Recent studies have been undertaken to determine whether the total radiation dose can be reduced if chemotherapy is used as the main treatment. This is important because large radiation doses may cause later complications, even though the disease is cured. These studies show that in most patients, three months of chemotherapy destroys a large portion of the tumor. What remains is then removed by surgery, and the site is treated by radiation therapy. This approach allows the total radiation dose to be reduced to about 4,000 rads. It should be noted, however, that this approach is still considered experimental and is available in only a few centers. Furthermore, it is suitable for only selected sites, such as the pelvis or ribs.

When Ewing’s sarcoma occurs in children under the age of seven years and affects the arms or legs, the best treatment is immediate amputation. Radiation will inevitably retard the growth of the limb, while the healthy limb will continue to develop normally. Eventually there would be a tremendous discrepancy in limb length, requiring amputation. Rehabilitation is more effective if the amputation is performed early rather than later, even though most parents find it difficult initially to accept this concept. In addition, this approach has an added advantage in that it usually avoids radiation therapy, which may have even more pronounced later complications when administered to young children.

Chemotherapy of Ewing’s sarcoma may entail giving drugs, such as dactinomycin or doxorubicin, which worsen the adverse effects of radiation therapy. Therefore in any combined approach using these drugs, considerable skill on the part of the treating physicians is required to ensure that the chemotherapy and radiation are properly integrated. (Other drugs, such as vincristine or cyclophosphamide, which do not compound the adverse effects of radiation, may also be used.) In addition to the combined therapy, anticancer drugs are usually administered for another one to two years to destroy any metastases to other parts of the body.

Although the treatment for Ewing’s sarcoma may be complicated and difficult for the patient, the results justify the effort. Following these combined approaches to treatment, 60 to 70 percent of patients with Ewing’s sarcoma can expect to be cured, defined as being well and free of disease five years later. Although late metastases may still occur, this is a dramatic improvement over the past. Before the advent of chemotherapy, only about 5 percent of the patients could expect to be cured.

Unfortunately, the outlook is not as optimistic when Ewing’s sarcoma has metastasized. In such instances, a combination of treatments will be used and may include experimental protocols. Radiation therapy may be administered to the tumor sites. Chemotherapy usually follows for one to two years, and regular physical and X-ray examinations are important in the follow-up.

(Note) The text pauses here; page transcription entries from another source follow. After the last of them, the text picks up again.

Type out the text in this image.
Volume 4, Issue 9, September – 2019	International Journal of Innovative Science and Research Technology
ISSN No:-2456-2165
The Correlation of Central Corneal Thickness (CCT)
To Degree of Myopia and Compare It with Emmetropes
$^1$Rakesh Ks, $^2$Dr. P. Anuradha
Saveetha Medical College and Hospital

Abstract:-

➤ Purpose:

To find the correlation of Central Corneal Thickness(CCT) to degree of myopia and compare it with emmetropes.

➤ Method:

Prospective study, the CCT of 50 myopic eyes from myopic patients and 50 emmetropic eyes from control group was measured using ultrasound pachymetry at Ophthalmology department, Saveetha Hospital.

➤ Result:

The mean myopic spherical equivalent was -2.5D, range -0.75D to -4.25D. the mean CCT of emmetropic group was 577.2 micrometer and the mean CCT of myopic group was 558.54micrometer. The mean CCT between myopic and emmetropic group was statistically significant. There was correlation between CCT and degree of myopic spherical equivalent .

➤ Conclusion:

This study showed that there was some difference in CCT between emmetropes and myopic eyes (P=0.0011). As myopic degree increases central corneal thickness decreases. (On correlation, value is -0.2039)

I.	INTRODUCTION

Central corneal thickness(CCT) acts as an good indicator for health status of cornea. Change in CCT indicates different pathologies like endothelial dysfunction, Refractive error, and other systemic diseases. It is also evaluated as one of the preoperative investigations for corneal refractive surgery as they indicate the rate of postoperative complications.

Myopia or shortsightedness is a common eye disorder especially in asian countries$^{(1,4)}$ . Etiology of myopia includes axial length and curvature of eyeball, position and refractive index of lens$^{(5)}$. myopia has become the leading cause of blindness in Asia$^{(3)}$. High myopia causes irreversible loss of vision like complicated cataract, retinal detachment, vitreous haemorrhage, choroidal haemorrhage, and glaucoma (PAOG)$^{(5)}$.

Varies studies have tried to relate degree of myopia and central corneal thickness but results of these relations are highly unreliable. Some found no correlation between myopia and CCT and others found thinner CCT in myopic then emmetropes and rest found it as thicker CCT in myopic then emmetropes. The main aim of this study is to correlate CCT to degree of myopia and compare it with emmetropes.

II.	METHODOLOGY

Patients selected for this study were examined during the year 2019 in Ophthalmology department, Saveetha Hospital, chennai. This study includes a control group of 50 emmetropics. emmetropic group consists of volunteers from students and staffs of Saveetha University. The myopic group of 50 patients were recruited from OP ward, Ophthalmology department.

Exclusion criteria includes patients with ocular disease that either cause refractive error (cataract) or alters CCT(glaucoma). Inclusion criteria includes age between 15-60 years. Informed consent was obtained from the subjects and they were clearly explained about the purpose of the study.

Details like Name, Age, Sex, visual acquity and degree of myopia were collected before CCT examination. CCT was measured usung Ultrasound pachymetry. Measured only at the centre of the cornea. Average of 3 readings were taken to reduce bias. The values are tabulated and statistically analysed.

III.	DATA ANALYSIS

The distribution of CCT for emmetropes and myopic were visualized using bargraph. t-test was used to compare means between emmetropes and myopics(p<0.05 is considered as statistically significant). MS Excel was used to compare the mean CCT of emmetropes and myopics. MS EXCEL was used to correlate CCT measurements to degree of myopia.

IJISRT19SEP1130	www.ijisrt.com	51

Studies involving patients treated with this intensive regimen have yielded a 30 to 40 percent symptom-free survival at a median time of thirty-four months a marked improvement over the past, but one that will require more time to determine whether or not the patients are indeed cured. Following treatment, patients should undergo X rays of the chest as well as the cancer site at regular intervals of one to six months for five years, and annually thereafter. Any unusual symptoms, particularly at the site of the radiation treatments, should be reported promptly to a doctor.